As well as your business may be going, you’ll inevitably hit some roadblocks from time to time, and that’s okay…
One challenge that may arise is dealing with your merchant bank and your relationship with them. Depending on what type of industry you are in, and the types of customers you have, you may be at higher or lower risk of getting shipping delays and refunds.
And, if you notice these things happening to you, you may already be considered a high risk merchant account in the eyes of a bank.
There are some things that you can do to help increase your chances of being approved, and approved on good terms, but bottomline, if your business is in a high risk vertical, your bank will still consider your account to be high risk, even if it gets accepted.
So in order to ensure the best relationship between you and your bank, you need to consider several factors that determine what a high risk merchant account is.
In this article, we’ll go over the key details on:
- What determines a high risk merchant account
- What are common examples of high risk verticals
- Things to consider with high risk credit card processing
- Why should get a high risk merchant account
- How to increase your chances of getting approved
Also before reading on, ask yourself if your business has a high risk for:
- Chargebacks
- Fraud
- Disputes
- High amount of legal restrictions
- Damage to a bank/payment processor’s reputation
If you answered yes to any of these questions, we may be getting closer to assessing how much of a risk you are as a merchant, and what solutions are available to you…
What is considered a high risk merchant account
So as previously alluded to, a high risk merchant account is simply a merchant that is considered to be a liability to a bank or payment processor, and can threaten their profitability.
What is high risk in the eyes of a bank?
As mentioned earlier, if your business has a high chance of getting chargebacks, fraud, disputes, legal restrictions and liability, and poses a risk to a bank or payment processor’s reputation, you are, in all likelihood, a ‘high risk’ merchant.
Congratulations, you win more scrutiny, higher processing fees, and a higher chance of getting dropped, thus threatening the sustainability of your business!
Ok, but all jokes aside, you at least have a crucial piece of knowledge to address the issue at hand. The unknown is now known, so what’s next?
What else do we have to consider?
High risk verticals
Now that we have established what a high risk merchant account is, the next crucial piece of information to consider is the vertical you are located in, and whether it is high risk.
Bottomline, you are typically considered a high risk merchant because of the market segment you have as customers, and the products that you sell. The who, what, where, when and why really matters here…

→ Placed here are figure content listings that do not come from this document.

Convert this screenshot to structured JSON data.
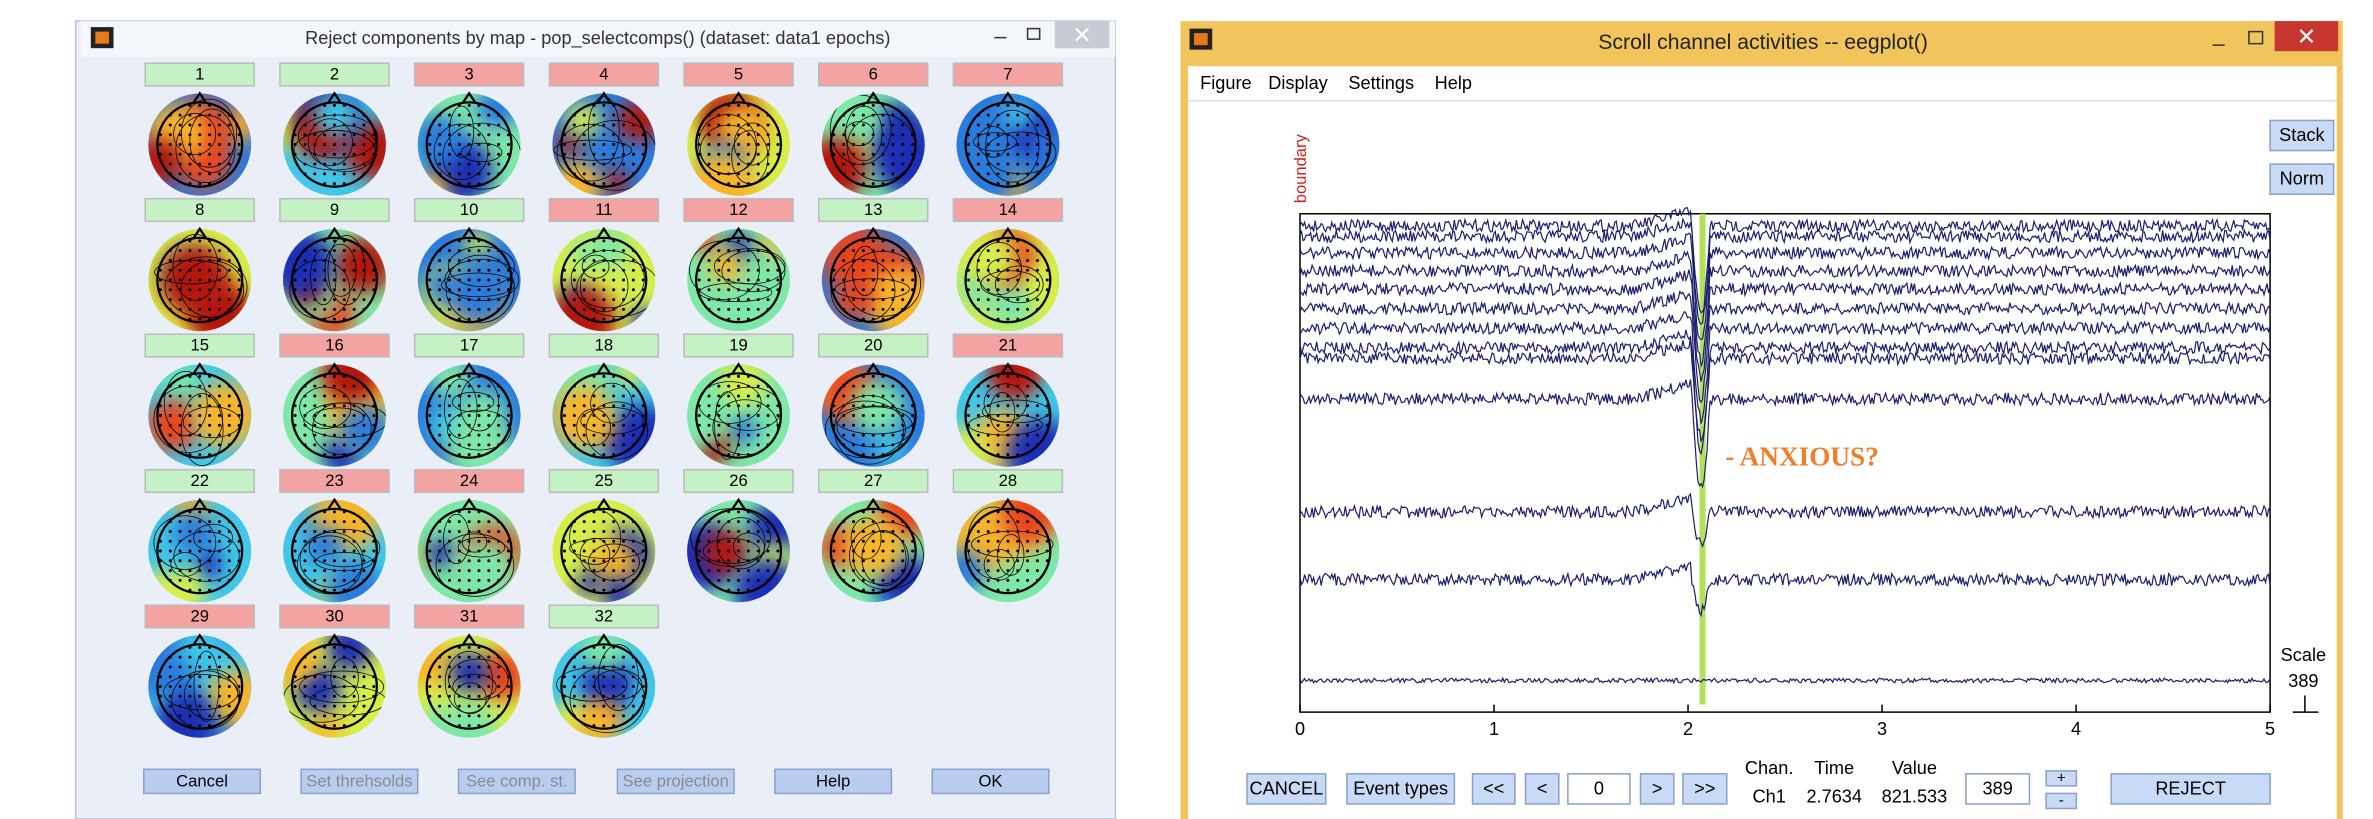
{
  "left_window": {
    "title": "Reject components by map - pop_selectcomps() (dataset: data1 epochs)",
    "components": [
      {
        "label": "1",
        "rejected": false
      },
      {
        "label": "2",
        "rejected": false
      },
      {
        "label": "3",
        "rejected": true
      },
      {
        "label": "4",
        "rejected": true
      },
      {
        "label": "5",
        "rejected": true
      },
      {
        "label": "6",
        "rejected": true
      },
      {
        "label": "7",
        "rejected": true
      },
      {
        "label": "8",
        "rejected": false
      },
      {
        "label": "9",
        "rejected": false
      },
      {
        "label": "10",
        "rejected": false
      },
      {
        "label": "11",
        "rejected": true
      },
      {
        "label": "12",
        "rejected": true
      },
      {
        "label": "13",
        "rejected": false
      },
      {
        "label": "14",
        "rejected": true
      },
      {
        "label": "15",
        "rejected": false
      },
      {
        "label": "16",
        "rejected": true
      },
      {
        "label": "17",
        "rejected": false
      },
      {
        "label": "18",
        "rejected": false
      },
      {
        "label": "19",
        "rejected": false
      },
      {
        "label": "20",
        "rejected": false
      },
      {
        "label": "21",
        "rejected": true
      },
      {
        "label": "22",
        "rejected": false
      },
      {
        "label": "23",
        "rejected": true
      },
      {
        "label": "24",
        "rejected": true
      },
      {
        "label": "25",
        "rejected": false
      },
      {
        "label": "26",
        "rejected": false
      },
      {
        "label": "27",
        "rejected": false
      },
      {
        "label": "28",
        "rejected": false
      },
      {
        "label": "29",
        "rejected": true
      },
      {
        "label": "30",
        "rejected": true
      },
      {
        "label": "31",
        "rejected": true
      },
      {
        "label": "32",
        "rejected": false
      }
    ],
    "buttons": [
      {
        "label": "Cancel",
        "enabled": true
      },
      {
        "label": "Set threhsolds",
        "enabled": false
      },
      {
        "label": "See comp. st.",
        "enabled": false
      },
      {
        "label": "See projection",
        "enabled": false
      },
      {
        "label": "Help",
        "enabled": true
      },
      {
        "label": "OK",
        "enabled": true
      }
    ]
  },
  "right_window": {
    "title": "Scroll channel activities -- eegplot()",
    "menu": [
      "Figure",
      "Display",
      "Settings",
      "Help"
    ],
    "side_buttons": [
      "Stack",
      "Norm"
    ],
    "event_label": "boundary",
    "annotation": "- ANXIOUS?",
    "xticks": [
      0,
      1,
      2,
      3,
      4,
      5
    ],
    "scale_label": "Scale",
    "scale_value": "389",
    "controls": {
      "cancel": "CANCEL",
      "event_types": "Event types",
      "first": "<<",
      "prev": "<",
      "position": "0",
      "next": ">",
      "last": ">>",
      "scale_input": "389",
      "plus": "+",
      "minus": "-",
      "reject": "REJECT"
    },
    "readout": {
      "headers": [
        "Chan.",
        "Time",
        "Value"
      ],
      "values": [
        "Ch1",
        "2.7634",
        "821.533"
      ]
    }
  }
}
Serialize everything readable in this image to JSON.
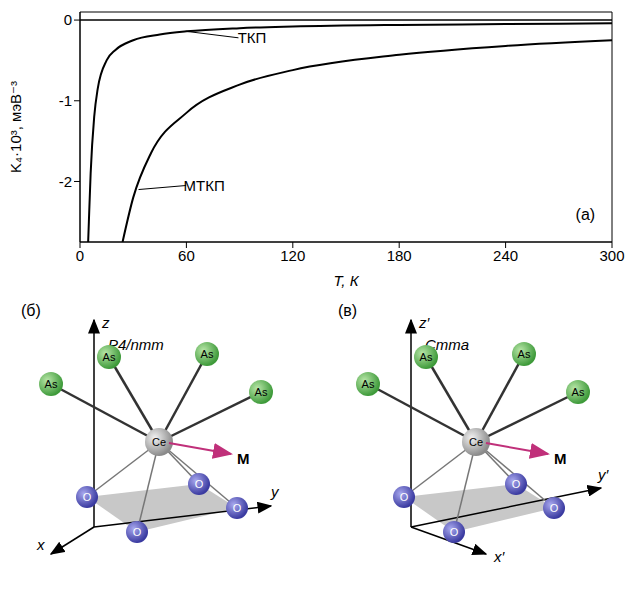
{
  "chart_data": {
    "type": "line",
    "label": "(а)",
    "x_label": "T, К",
    "y_label": "K₄·10³, мэВ⁻³",
    "xlim": [
      0,
      300
    ],
    "xticks": [
      0,
      60,
      120,
      180,
      240,
      300
    ],
    "ylim": [
      -2.75,
      0.1
    ],
    "yticks": [
      0,
      -1,
      -2
    ],
    "hline": 0,
    "grid": false,
    "series": [
      {
        "name": "ТКП",
        "color": "#000000",
        "x": [
          4.6,
          5,
          6,
          8,
          10,
          15,
          20,
          30,
          45,
          60,
          90,
          120,
          180,
          240,
          300
        ],
        "values": [
          -2.75,
          -2.5,
          -1.9,
          -1.2,
          -0.85,
          -0.5,
          -0.37,
          -0.25,
          -0.18,
          -0.14,
          -0.1,
          -0.08,
          -0.06,
          -0.05,
          -0.04
        ]
      },
      {
        "name": "МТКП",
        "color": "#000000",
        "x": [
          24,
          30,
          40,
          60,
          90,
          120,
          180,
          240,
          300
        ],
        "values": [
          -2.75,
          -2.2,
          -1.65,
          -1.15,
          -0.8,
          -0.62,
          -0.43,
          -0.32,
          -0.25
        ]
      }
    ],
    "annotations": [
      {
        "text": "ТКП",
        "x": 97,
        "y": -0.22,
        "arrow_to": [
          60,
          -0.14
        ]
      },
      {
        "text": "МТКП",
        "x": 70,
        "y": -2.05,
        "arrow_to": [
          33,
          -2.1
        ]
      }
    ]
  },
  "diagrams": [
    {
      "label": "(б)",
      "space_group": "P4/nmm",
      "axes": {
        "x": "x",
        "y": "y",
        "z": "z"
      },
      "atoms": {
        "top": [
          "As",
          "As",
          "As",
          "As"
        ],
        "center": "Ce",
        "bottom": [
          "O",
          "O",
          "O",
          "O"
        ]
      },
      "vector": "M"
    },
    {
      "label": "(в)",
      "space_group": "Cmma",
      "axes": {
        "x": "x′",
        "y": "y′",
        "z": "z′"
      },
      "atoms": {
        "top": [
          "As",
          "As",
          "As",
          "As"
        ],
        "center": "Ce",
        "bottom": [
          "O",
          "O",
          "O",
          "O"
        ]
      },
      "vector": "M"
    }
  ]
}
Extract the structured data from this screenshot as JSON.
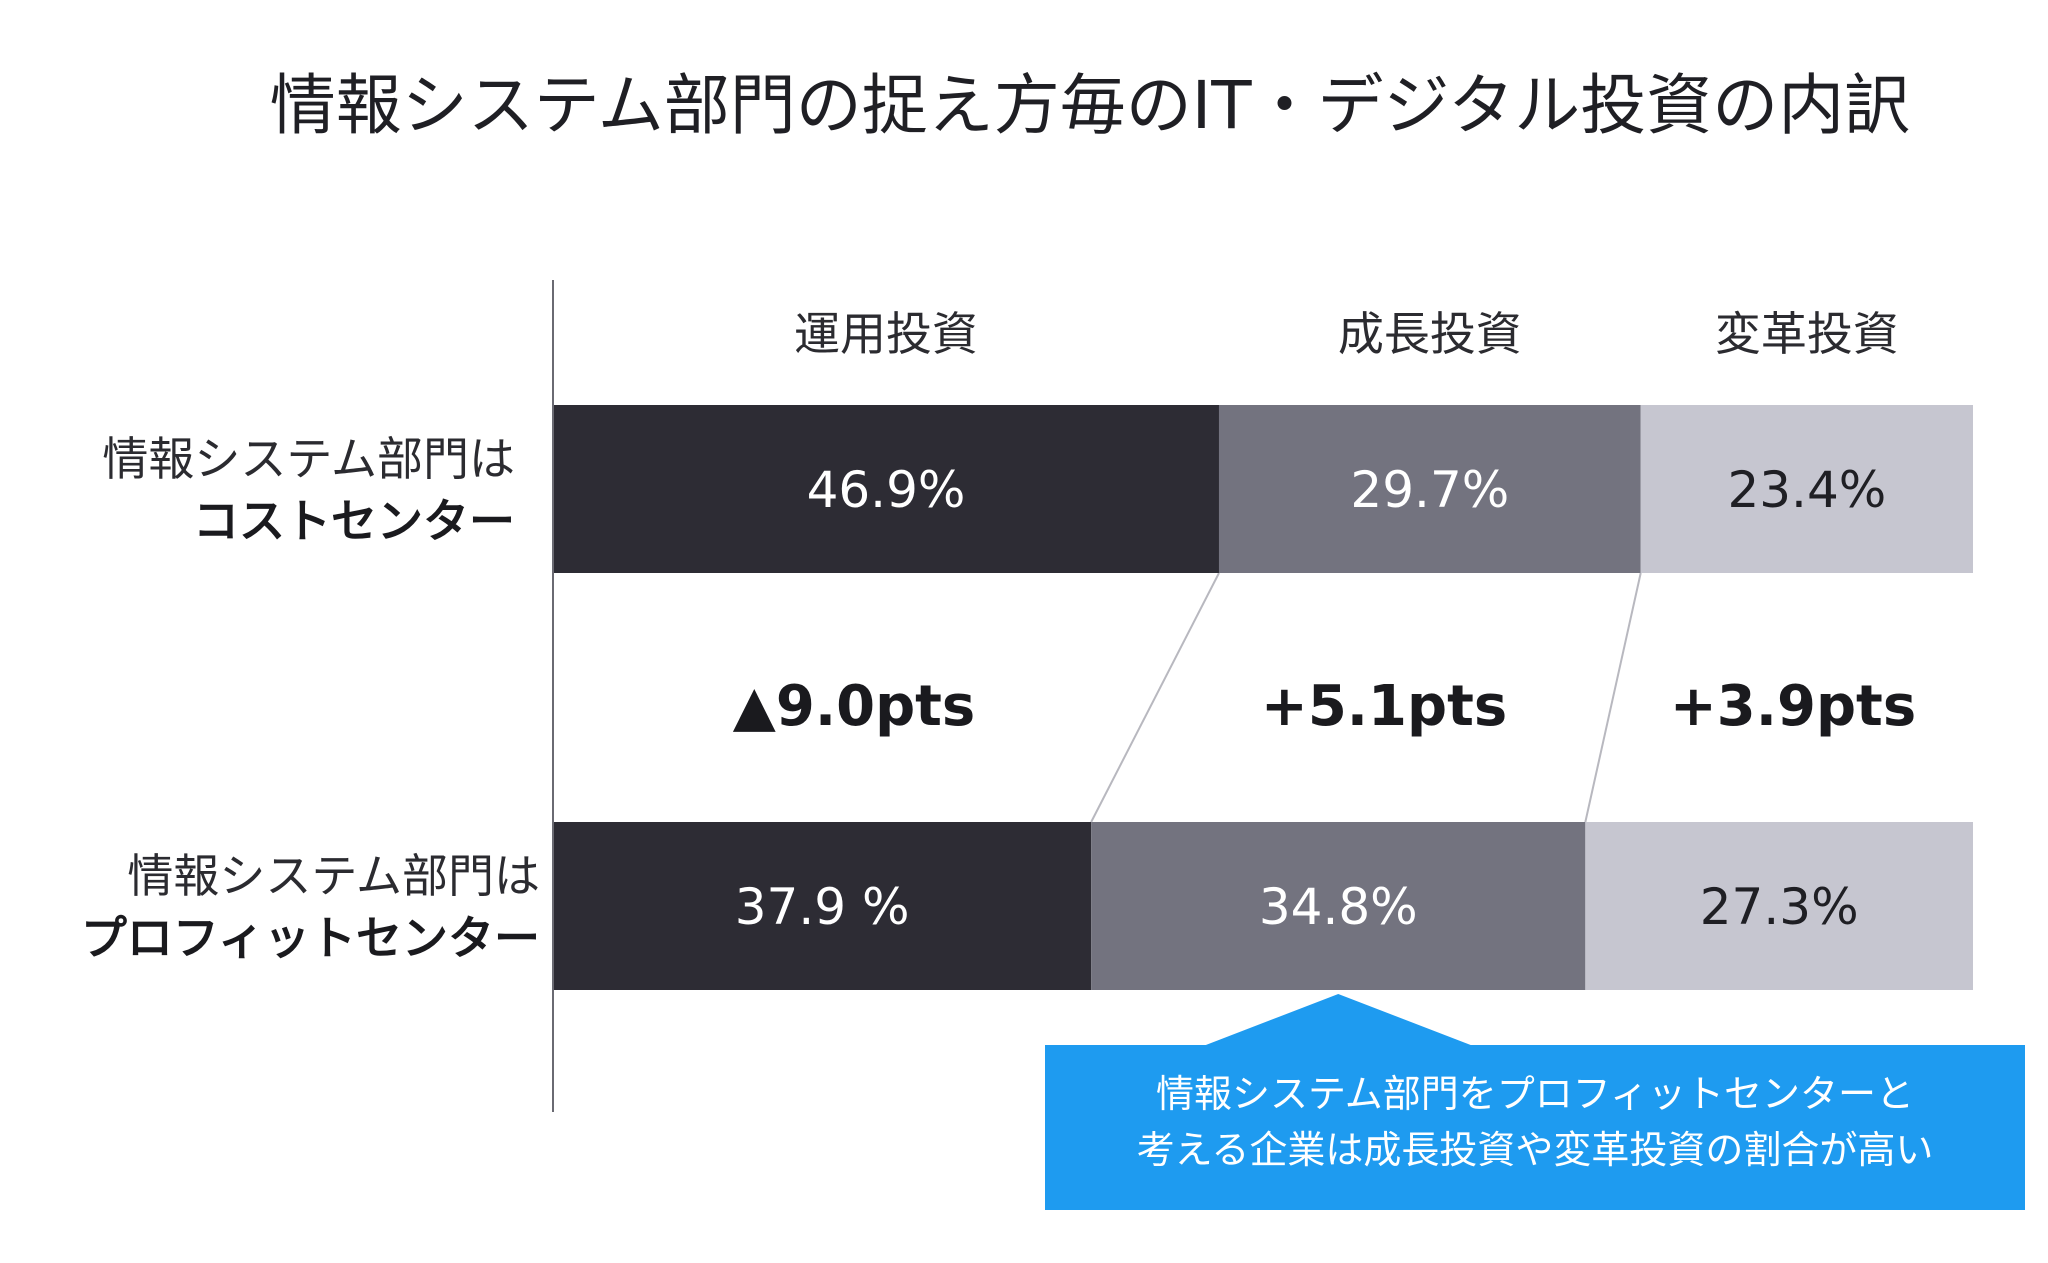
{
  "chart_data": {
    "type": "bar",
    "orientation": "horizontal",
    "stacked": true,
    "normalized": true,
    "title": "情報システム部門の捉え方毎のIT・デジタル投資の内訳",
    "categories": [
      {
        "line1": "情報システム部門は",
        "line2": "コストセンター"
      },
      {
        "line1": "情報システム部門は",
        "line2": "プロフィットセンター"
      }
    ],
    "series": [
      {
        "name": "運用投資",
        "color": "#2d2c34",
        "text_color": "#ffffff",
        "values": [
          46.9,
          37.9
        ],
        "labels": [
          "46.9%",
          "37.9 %"
        ]
      },
      {
        "name": "成長投資",
        "color": "#73737f",
        "text_color": "#ffffff",
        "values": [
          29.7,
          34.8
        ],
        "labels": [
          "29.7%",
          "34.8%"
        ]
      },
      {
        "name": "変革投資",
        "color": "#c6c6d0",
        "text_color": "#1f1f24",
        "values": [
          23.4,
          27.3
        ],
        "labels": [
          "23.4%",
          "27.3%"
        ]
      }
    ],
    "differences": [
      "▲9.0pts",
      "+5.1pts",
      "+3.9pts"
    ],
    "callout": {
      "lines": [
        "情報システム部門をプロフィットセンターと",
        "考える企業は成長投資や変革投資の割合が高い"
      ],
      "color": "#1e9bf0"
    },
    "xlim": [
      0,
      100
    ],
    "grid": false,
    "legend": "none"
  }
}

So what are some examples of high risk verticals?
Some common examples include:
- Travel websites that accommodate airfare, hotels and give packages
- Diet pills, supplements, non-prescription pills/liquids (Nutriceuticals)
- Adult entertainment/dating/products
- Electronic cigarettes (Vapes)
- Prepaid phone cards
- CBD oils
- MLM
There are more, but these are the most common industry verticals that are known to be
risky, and are typically considered a risk for banks and payment processors.
If you are in any of these industries, it’s best that you know the terrain so you can eventually get the highest gains…
What to consider with high risk credit card processing
Once you know that you are a high risk merchant, and that you are in all likelihood in a high risk vertical, the next component you’ll need to consider is the credit card processing side of things.
In order to ensure the best outcomes, you should consider a couple things…
- Being in a qualified vertical
Some of the previously mentioned examples qualify for high risk credit card processing, but it’s important that you do your research and verify the details to be certain.
- Your credit card provider’s risk tolerance
The truth is, what is considered high risk can vary between providers. If your payment provider trusts that you will not bring fraud and reputational risk to them, they may be more open to working with you compared to someone else.
- Your billing model
How you bill matters, and some are riskier than others. Specifically, if you use a free trial or a time limited trial (i.e. $7.95 for a 14 day trial), at the end of the trial, the consumer will be auto-enrolled into your subscription. It can happen from time to time that consumers will forget about their trial, or cancel their subscription afterwards and demand a refund. This adds a lot of risk in the eyes of a bank as chargebacks and refunds may be frequent with you…
- Underwriting guidelines
Are you worthy of their credit as a borrower? Typically, merchant banks want to see a credit score of at least 650+, so you may want to check up on your current score, and see if you meet it. With this in mind, depending on the terms that they set, their standards and their processing fees, you may find yourself having a higher or lower chance of getting approved.
- Offshore businesses
Being offshore can be perceived as risky, and this can depend specifically on where your customer is paying from, the applicable laws in their area, and the instances of fraud that happen there.
Once you have considered these factors, you’ll have a better grasp of whether or not you’ll have a higher or lower chance of being accepted for high risk credit card processing.